Over at MSNBC, Circuit City announced that they were going to replace up to 3,400 workers, and replace them with lower paid newbies.
Now I can understand a business letting their employees go due to bad economic times, people are not buying your particular brand of shite anymore, what-have-you. And it's not unheard of in other sectors of the workforce (that aren't unionized), but this is retail, which I'm sure at one point, we've all worked in a chain store, or some retail operation. You are typically paid minimum wage, or commission if you break sales over what it would take to pay your paltry 40 hours at 5.15 (if you even get 40 hours). Does anyone else see this as a bad way to recruit and keep talented (and motivated) sales people?

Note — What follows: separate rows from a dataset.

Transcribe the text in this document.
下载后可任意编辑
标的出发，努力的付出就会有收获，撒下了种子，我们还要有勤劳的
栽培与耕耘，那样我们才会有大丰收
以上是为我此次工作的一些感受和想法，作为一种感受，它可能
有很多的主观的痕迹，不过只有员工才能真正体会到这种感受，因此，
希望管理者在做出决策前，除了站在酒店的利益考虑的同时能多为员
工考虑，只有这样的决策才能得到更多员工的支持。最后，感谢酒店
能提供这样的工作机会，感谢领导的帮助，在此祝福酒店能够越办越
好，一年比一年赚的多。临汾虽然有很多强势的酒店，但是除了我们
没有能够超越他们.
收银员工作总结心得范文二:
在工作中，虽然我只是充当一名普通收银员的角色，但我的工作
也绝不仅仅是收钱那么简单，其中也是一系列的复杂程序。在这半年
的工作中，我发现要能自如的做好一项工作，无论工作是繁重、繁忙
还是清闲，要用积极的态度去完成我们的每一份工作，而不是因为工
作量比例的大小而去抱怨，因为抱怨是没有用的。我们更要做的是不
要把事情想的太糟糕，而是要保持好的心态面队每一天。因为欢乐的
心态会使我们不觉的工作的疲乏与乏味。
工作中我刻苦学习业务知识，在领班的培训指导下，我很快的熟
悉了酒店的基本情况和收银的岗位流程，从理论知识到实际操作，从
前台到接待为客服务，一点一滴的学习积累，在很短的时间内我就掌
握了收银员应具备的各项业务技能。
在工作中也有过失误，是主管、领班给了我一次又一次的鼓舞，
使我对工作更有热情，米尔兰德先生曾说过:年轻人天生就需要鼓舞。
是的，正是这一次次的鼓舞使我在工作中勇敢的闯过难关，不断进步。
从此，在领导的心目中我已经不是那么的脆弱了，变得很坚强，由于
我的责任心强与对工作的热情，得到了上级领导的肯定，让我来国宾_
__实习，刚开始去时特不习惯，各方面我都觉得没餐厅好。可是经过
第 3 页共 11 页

I agree with this statement:
David Lewis, president of OperationsInc., a human resources consultancy, agrees that you can always find people to take the jobs, but he believes Circuit City’s move ultimately will weaken the organization. “It will give them short-term gains, but for the long term it’s like shooting yourself in both feet with a howitzer,” he notes.
And where will they find this uber-cheap labor? The answer is surprising (ah, not so much):
Alas, the cheaper workforce Circuit City seeks may end up coming from among the very people they are now letting go. While all the terminated workers will be given severance packages based on their years of service, they will all have the opportunity to reapply for their same jobs after a 10–week period — presuming they are willing to accept a lower wage, of course.
Basically, it is a nice "Fuck you very much for working for Circuit City. Come back in ten weeks and we'll re-hire you, and then shit-can you again when you start making to much"
I know what outsourcing means, is this new fad going to be called "in-bred sourcing"?